Another memorable time in my career was when I was asked to speak at a local seminar about Education. It became very clear, very quickly, that what I was talking about, which was basically our own school’s philosophy, and what BISB lives and breathes, was so much more than most schools offer. It was so exciting to hear and see people’s reactions to what I thought was the norm, but now know is something quite extraordinary. To this day, it makes me excited to reflect and talk about our BISB values and what we consider to be a good, well-rounded, education.

With the pandemic this year, many things were canceled. What's the thing you missed the most?

Honestly, I had no idea when the year started that it would pan out the way it did. All of the protocols and restrictions that we were required to put in place seemed insurmountable, but nothing is impossible if you really want it. We really wanted the students to be in-person and have the opportunity to continue in school, with as much normalcy as was possible.

When I think back, there are things that I valued about the time during the pandemic, things I have learned, and things that I missed.

I valued the time I got to spend with my husband and daughter; I valued a newly found appreciation of the collective understanding of a whole world coming together to protect the more vulnerable; I valued the power of technology which allowed us to continue to connect with my family in the UK; and also the same technology that could keep classes going remotely for the students.

I also learned a huge amount through the pandemic. I learned more than I ever thought possible about the science behind a global pandemic and the need for strict protocols; I learned new things about technology; I learned patience and resilience that I didn’t think I possessed; I learned what an important part Mental Health played in all of our lives, and how Mental Health must be prioritized going forward, before anything else will fall into place.

There were stark losses too. I missed being able to travel to the UK to see my family; I missed the connections my daughter wasn’t able to have with her friends, as her school was remote or hybrid much of the year; I missed the sports that weren’t able to take place; I also really missed being able to go into classrooms to teach. Finally, I missed seeing the children's faces, being able to read expressions and gauge how children are feeling is a huge part of teaching.

What hopes do you have going forward for the school?

I hope that the philosophy of BISB, the DNA of who we are as a school remains. I hope that education, worldwide, will see the upcoming few years as a chance to stop and reflect. There is no excuse for schools to do things in the same old way. This is a time to take the positives from the past 18 months and reframe them, as we move forward. This is a time to learn from the not-so-positive take-aways from the pandemic. This is the time to make Mental Health the basis of all we build upon. This is time for Education and the world to reset and reprioritize.

What advice do you have for the students going forward?

I think my advice to students going forward is similar to my hopes above. Use this time wisely. Reflect, rest and reprioritize things in your life. Focus on the important things and don’t sweat on the things that are not important.
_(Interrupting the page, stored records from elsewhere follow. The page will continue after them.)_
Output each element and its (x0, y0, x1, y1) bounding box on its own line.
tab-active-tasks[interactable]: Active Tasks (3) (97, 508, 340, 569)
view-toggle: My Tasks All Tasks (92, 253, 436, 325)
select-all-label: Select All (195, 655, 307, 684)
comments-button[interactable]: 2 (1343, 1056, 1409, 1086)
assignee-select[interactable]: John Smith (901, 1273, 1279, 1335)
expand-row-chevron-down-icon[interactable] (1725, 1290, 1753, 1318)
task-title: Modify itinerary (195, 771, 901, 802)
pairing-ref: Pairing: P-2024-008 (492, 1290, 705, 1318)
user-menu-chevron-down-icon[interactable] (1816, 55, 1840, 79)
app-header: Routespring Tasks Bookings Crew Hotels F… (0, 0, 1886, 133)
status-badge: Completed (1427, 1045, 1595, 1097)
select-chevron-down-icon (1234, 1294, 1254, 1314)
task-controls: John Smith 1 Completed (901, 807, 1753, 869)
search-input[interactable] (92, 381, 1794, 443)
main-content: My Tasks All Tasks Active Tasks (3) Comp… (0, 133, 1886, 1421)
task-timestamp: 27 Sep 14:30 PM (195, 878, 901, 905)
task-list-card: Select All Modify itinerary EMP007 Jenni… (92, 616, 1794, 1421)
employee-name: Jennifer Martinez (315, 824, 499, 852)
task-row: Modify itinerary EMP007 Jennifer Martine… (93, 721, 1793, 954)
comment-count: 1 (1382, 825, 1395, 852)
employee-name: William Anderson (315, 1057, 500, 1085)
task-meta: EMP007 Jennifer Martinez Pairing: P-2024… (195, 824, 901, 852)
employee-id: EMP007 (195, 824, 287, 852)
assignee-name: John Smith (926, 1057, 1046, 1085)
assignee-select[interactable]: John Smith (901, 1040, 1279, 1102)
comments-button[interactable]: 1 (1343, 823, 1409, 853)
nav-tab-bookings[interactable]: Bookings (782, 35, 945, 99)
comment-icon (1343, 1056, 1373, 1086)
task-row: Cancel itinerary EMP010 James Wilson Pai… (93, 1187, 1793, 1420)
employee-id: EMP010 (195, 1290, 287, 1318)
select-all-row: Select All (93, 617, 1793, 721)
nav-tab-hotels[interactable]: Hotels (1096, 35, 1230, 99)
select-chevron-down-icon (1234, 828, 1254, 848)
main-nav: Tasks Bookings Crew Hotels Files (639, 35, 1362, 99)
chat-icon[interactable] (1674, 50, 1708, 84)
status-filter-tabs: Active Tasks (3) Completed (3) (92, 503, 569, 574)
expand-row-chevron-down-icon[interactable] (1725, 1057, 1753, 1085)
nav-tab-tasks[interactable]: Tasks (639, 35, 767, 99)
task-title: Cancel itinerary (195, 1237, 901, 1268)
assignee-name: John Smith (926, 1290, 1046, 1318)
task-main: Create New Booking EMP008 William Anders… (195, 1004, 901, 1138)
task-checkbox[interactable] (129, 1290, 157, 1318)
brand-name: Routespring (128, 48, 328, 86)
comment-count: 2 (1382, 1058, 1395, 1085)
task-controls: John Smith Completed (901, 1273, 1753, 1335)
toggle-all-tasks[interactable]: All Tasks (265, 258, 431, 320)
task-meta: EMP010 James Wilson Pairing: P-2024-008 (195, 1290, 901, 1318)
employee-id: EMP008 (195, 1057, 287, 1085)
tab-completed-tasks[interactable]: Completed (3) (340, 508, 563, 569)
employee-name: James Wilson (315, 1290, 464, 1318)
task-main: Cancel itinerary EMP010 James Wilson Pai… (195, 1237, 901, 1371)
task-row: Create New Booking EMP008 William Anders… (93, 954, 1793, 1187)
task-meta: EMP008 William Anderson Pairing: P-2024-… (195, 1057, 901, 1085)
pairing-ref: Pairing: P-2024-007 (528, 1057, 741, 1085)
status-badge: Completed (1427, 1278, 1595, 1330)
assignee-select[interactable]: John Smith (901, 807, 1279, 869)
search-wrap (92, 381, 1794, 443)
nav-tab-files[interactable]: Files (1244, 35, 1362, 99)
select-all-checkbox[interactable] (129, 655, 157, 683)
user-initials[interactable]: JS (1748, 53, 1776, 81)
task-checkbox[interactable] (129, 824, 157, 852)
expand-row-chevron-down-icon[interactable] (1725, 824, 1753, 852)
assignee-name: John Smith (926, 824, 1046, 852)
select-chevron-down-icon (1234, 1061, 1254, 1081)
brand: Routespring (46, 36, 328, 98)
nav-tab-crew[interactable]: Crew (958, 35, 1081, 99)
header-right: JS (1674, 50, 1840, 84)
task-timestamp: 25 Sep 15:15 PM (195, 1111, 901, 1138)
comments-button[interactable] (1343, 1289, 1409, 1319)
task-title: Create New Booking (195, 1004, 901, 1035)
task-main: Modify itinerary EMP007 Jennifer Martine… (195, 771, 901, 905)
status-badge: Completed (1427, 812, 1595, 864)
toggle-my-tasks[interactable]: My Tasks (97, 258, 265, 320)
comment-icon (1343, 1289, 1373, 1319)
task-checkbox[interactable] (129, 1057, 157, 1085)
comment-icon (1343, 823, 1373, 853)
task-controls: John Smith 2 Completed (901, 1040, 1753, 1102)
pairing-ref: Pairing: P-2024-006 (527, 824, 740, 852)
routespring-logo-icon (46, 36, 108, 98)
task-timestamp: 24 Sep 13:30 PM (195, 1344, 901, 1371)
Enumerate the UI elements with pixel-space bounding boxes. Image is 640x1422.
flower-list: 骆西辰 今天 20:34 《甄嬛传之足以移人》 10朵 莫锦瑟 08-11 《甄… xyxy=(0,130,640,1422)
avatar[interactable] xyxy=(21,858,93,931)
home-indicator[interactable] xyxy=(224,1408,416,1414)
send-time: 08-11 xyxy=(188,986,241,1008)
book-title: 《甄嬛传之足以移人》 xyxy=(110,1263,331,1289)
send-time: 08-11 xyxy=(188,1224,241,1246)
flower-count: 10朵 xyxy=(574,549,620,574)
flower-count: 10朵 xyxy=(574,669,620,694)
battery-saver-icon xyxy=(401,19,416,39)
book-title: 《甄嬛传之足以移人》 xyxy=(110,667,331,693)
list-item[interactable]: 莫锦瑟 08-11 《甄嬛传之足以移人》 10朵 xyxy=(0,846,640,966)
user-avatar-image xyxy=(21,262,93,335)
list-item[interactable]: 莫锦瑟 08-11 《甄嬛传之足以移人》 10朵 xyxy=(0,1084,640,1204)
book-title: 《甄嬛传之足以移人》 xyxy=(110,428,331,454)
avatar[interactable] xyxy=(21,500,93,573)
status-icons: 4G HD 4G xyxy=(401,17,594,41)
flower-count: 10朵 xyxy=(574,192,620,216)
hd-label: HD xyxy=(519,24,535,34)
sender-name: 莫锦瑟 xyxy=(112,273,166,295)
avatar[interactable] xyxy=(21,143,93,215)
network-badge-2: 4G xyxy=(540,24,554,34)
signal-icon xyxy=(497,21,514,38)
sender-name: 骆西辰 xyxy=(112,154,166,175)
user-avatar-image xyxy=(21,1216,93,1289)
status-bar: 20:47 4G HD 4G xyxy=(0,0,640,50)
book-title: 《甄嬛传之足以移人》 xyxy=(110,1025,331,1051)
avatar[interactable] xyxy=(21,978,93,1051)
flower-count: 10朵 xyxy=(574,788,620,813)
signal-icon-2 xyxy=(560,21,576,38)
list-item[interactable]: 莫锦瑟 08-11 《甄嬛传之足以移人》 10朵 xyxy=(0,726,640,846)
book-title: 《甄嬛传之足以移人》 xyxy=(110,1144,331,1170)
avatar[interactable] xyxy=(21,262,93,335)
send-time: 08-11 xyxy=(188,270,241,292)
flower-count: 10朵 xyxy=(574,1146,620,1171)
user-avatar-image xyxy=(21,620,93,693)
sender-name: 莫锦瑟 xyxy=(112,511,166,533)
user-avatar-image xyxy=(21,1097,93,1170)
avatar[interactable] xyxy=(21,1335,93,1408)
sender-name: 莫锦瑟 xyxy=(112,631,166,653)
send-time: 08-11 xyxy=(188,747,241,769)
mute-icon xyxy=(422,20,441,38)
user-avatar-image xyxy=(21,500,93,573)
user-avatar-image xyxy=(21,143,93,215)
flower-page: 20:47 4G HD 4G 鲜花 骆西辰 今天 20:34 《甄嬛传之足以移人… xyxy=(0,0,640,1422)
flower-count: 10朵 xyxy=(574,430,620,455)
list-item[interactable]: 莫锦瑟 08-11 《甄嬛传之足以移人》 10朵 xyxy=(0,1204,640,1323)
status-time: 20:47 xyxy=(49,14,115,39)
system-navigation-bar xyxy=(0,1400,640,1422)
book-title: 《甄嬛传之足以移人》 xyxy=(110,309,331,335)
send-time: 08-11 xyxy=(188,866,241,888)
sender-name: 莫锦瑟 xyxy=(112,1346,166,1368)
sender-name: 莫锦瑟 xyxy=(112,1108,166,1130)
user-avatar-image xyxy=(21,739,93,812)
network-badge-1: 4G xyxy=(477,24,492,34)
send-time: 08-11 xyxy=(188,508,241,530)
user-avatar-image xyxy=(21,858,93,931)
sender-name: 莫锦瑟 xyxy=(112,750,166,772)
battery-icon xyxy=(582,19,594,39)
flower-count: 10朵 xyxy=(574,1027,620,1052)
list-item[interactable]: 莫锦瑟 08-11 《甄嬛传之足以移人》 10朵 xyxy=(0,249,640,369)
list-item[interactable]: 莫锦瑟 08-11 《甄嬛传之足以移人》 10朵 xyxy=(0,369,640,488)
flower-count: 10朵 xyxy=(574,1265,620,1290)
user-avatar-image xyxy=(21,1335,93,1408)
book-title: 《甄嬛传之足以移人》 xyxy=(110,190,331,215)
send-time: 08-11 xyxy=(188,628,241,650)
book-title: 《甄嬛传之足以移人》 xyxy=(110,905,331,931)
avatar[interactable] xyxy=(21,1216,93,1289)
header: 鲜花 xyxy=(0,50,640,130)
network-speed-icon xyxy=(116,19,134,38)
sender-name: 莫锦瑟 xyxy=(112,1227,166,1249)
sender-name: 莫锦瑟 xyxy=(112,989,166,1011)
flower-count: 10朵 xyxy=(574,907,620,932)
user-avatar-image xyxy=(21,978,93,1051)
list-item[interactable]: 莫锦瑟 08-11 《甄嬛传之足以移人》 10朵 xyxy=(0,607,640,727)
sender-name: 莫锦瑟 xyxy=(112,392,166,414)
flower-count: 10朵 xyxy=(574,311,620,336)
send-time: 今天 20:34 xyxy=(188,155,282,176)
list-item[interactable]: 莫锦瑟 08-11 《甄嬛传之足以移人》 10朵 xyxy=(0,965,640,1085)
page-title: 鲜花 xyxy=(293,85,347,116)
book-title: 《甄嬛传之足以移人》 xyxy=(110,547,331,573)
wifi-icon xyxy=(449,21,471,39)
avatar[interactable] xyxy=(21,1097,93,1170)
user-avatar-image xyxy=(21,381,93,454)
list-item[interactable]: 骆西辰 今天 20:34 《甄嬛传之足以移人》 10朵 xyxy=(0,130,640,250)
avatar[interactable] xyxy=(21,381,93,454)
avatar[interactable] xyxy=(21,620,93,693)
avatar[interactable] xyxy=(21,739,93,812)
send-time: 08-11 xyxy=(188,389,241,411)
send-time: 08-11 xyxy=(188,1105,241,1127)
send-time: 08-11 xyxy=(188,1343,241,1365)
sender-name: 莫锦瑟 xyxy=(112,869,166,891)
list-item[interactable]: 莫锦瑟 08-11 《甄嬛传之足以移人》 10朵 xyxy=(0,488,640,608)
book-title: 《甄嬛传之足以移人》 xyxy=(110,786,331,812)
Most importantly be you and be proud of who you are.

What is a message you would like me to broadcast to the school?

I am sure so many of you will remember my motto – make mistakes, be honest and own your mistakes, and learn from those mistakes, so you don’t keep making the same mistakes. My message to you all is to go out there and be the best you can be. You are all amazing!

Both BISB and everyone within it, students, staff, and parents will all always have a very special place in my heart.

We thank Ms. Northey for providing all of this tremendous insight. We appreciate all of the hard work she has put in for the school throughout the last 19 years and wish her the best of luck moving forward.